We face a structural deficit, not because Colorado lacks resources, but because our system prevents us from using them. Simply keeping up with current services costs more than the state is allowed to keep.

And we are already seeing the consequences.

Colorado spends thousands of dollars less per student than the national average and ranks in the middle or bottom half of states for education funding. At the same time, we are one of the most educated states in the country.

Think about that contradiction.

We are benefiting from a highly educated population while failing to invest in the next generation.

Education is just one example. Across the board, Colorado is underinvesting in the foundations of a strong economy: Affordable housing; Accessible health care; Childcare that allows parents to participate in the workforce.
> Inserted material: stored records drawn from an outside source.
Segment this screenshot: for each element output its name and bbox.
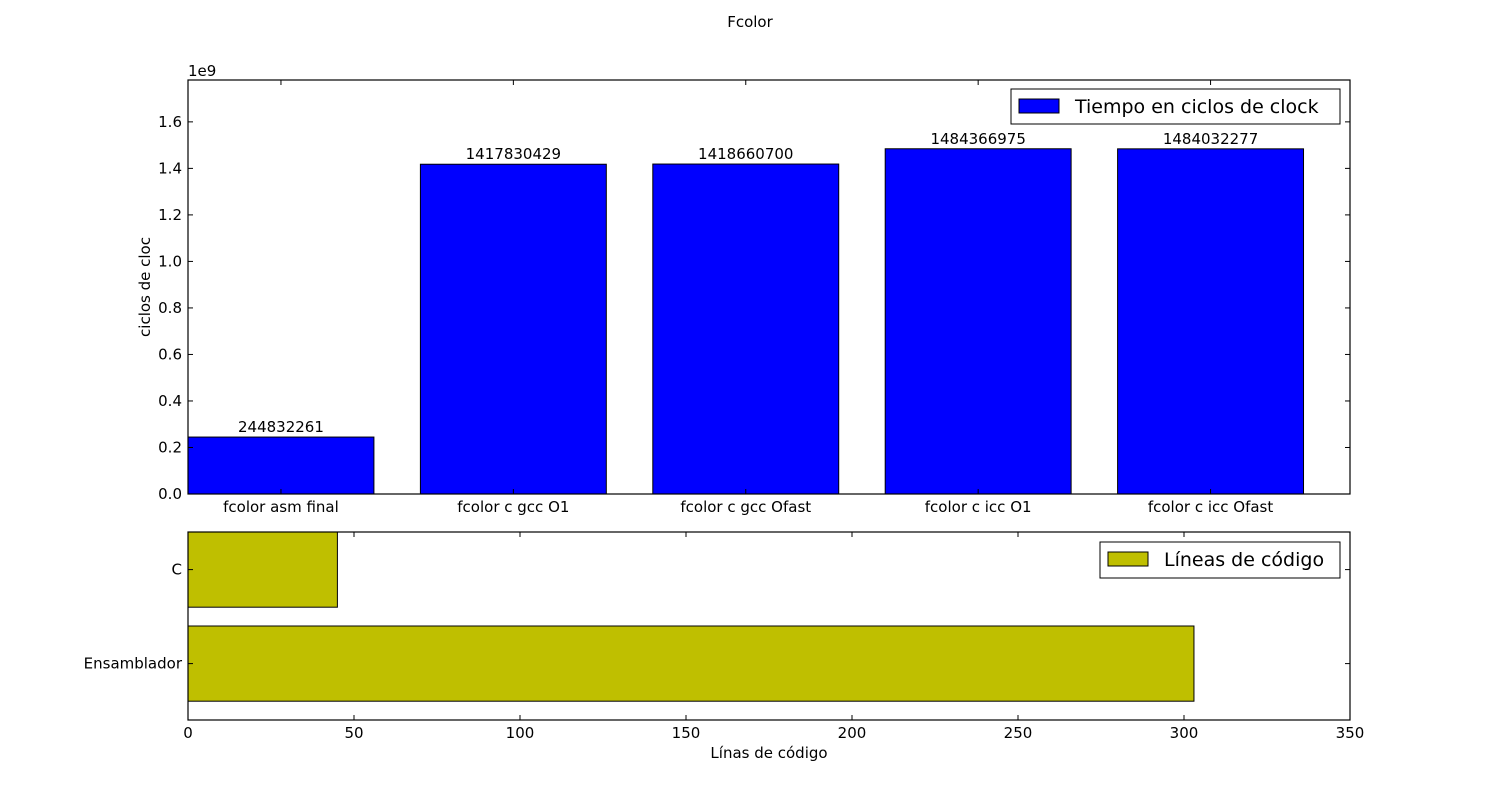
y-tick-label-3: 0.6	[158, 345, 182, 363]
top-legend-box	[1010, 88, 1341, 125]
y-tick-label-2: 0.4	[158, 392, 182, 410]
bottom-x-tick-label-1: 50	[344, 724, 363, 742]
bar-0	[187, 436, 375, 495]
bar-1	[419, 163, 607, 495]
bar-4	[1117, 148, 1305, 495]
bottom-y-ticks: C Ensamblador	[84, 561, 1350, 673]
bottom-y-tick-label-1: Ensamblador	[84, 655, 183, 673]
y-offset-label: 1e9	[188, 62, 216, 80]
bar-value-label-3: 1484366975	[930, 130, 1025, 148]
top-bar-labels: 244832261 1417830429 1418660700 1484366975 1…	[238, 130, 1258, 436]
bottom-chart: 0 50 100 150 200 250 300 350 C Ensamblador Línas…	[84, 531, 1364, 762]
bottom-legend-text: Líneas de código	[1164, 549, 1324, 571]
hbar-1	[187, 625, 1195, 702]
y-tick-label-5: 1.0	[158, 252, 182, 270]
y-tick-label-1: 0.2	[158, 438, 182, 456]
bar-2	[652, 163, 840, 495]
bottom-y-tick-label-0: C	[172, 561, 182, 579]
bottom-x-tick-label-0: 0	[183, 724, 193, 742]
bottom-x-tick-label-3: 150	[672, 724, 701, 742]
x-tick-label-3: fcolor c icc O1	[925, 498, 1032, 516]
bar-value-label-4: 1484032277	[1163, 130, 1258, 148]
top-y-ticks: 0.0 0.2 0.4 0.6 0.8 1.0 1.2 1.4 1.6	[158, 113, 1350, 503]
bottom-legend: Líneas de código	[1099, 541, 1341, 579]
x-tick-label-0: fcolor asm final	[223, 498, 339, 516]
bar-value-label-1: 1417830429	[466, 145, 561, 163]
x-tick-label-4: fcolor c icc Ofast	[1148, 498, 1274, 516]
bar-value-label-2: 1418660700	[698, 145, 793, 163]
y-axis-label: ciclos de cloc	[136, 237, 154, 337]
y-tick-label-8: 1.6	[158, 113, 182, 131]
y-tick-label-6: 1.2	[158, 206, 182, 224]
top-legend: Tiempo en ciclos de clock	[1010, 88, 1341, 125]
hbar-0	[187, 531, 338, 608]
x-tick-label-2: fcolor c gcc Ofast	[680, 498, 811, 516]
bottom-bars	[187, 531, 1195, 702]
top-chart: 244832261 1417830429 1418660700 1484366975 1…	[136, 62, 1351, 516]
bottom-x-ticks: 0 50 100 150 200 250 300 350	[183, 532, 1364, 742]
bottom-plot-frame	[187, 531, 1351, 721]
chart-title: Fcolor	[727, 13, 773, 31]
top-x-ticks: fcolor asm final fcolor c gcc O1 fcolor c …	[223, 80, 1273, 516]
y-tick-label-7: 1.4	[158, 159, 182, 177]
bar-3	[884, 148, 1072, 495]
top-legend-text: Tiempo en ciclos de clock	[1074, 96, 1319, 118]
top-plot-frame	[187, 79, 1351, 495]
bottom-legend-swatch	[1107, 551, 1149, 567]
bottom-x-tick-label-5: 250	[1004, 724, 1033, 742]
bar-value-label-0: 244832261	[238, 418, 324, 436]
x-axis-label: Línas de código	[710, 744, 827, 762]
bottom-x-tick-label-2: 100	[506, 724, 535, 742]
x-tick-label-1: fcolor c gcc O1	[457, 498, 569, 516]
top-legend-swatch	[1018, 98, 1060, 114]
top-bars	[187, 148, 1305, 495]
y-tick-label-4: 0.8	[158, 299, 182, 317]
bottom-x-tick-label-6: 300	[1170, 724, 1199, 742]
bottom-x-tick-label-4: 200	[838, 724, 867, 742]
bottom-x-tick-label-7: 350	[1336, 724, 1365, 742]
y-tick-label-0: 0.0	[158, 485, 182, 503]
Each legislative session, lawmakers are forced into the same impossible exercise. Cut here. Delay there. Stretch resources thinner and thinner.

No matter what is lost, the narrative persists this is about wasteful spending.

Let’s be clear.

Helping a child see a dentist is not wasteful. Keeping class sizes manageable is not wasteful. Making childcare affordable so parents can work is not wasteful.

These are basic investments in a functioning society.

Coloradans deserve better than a system that manufactures scarcity and then calls suffering responsibility.

We need an honest conversation about the role TABOR plays in limiting our future. We need to consider solutions that allow our tax system to grow with our state and reflect our values.

A graduated income tax would allow most Coloradans to pay less while asking those who have benefitted most from our strong economy to contribute a bit more. More importantly, it would give Colorado the flexibility to invest in its people instead of cutting its way through every budget cycle.

This goes beyond partisan politics. None of us should accept a system that forces Colorado to fall further and further behind.

Colorado is a great state. But right now, we are settling. We do not have to.

Kathy White is executive director of the Colorado Fiscal Institute. Lydia McCoy is the chief executive officer of the Colorado Center on Law and Policy.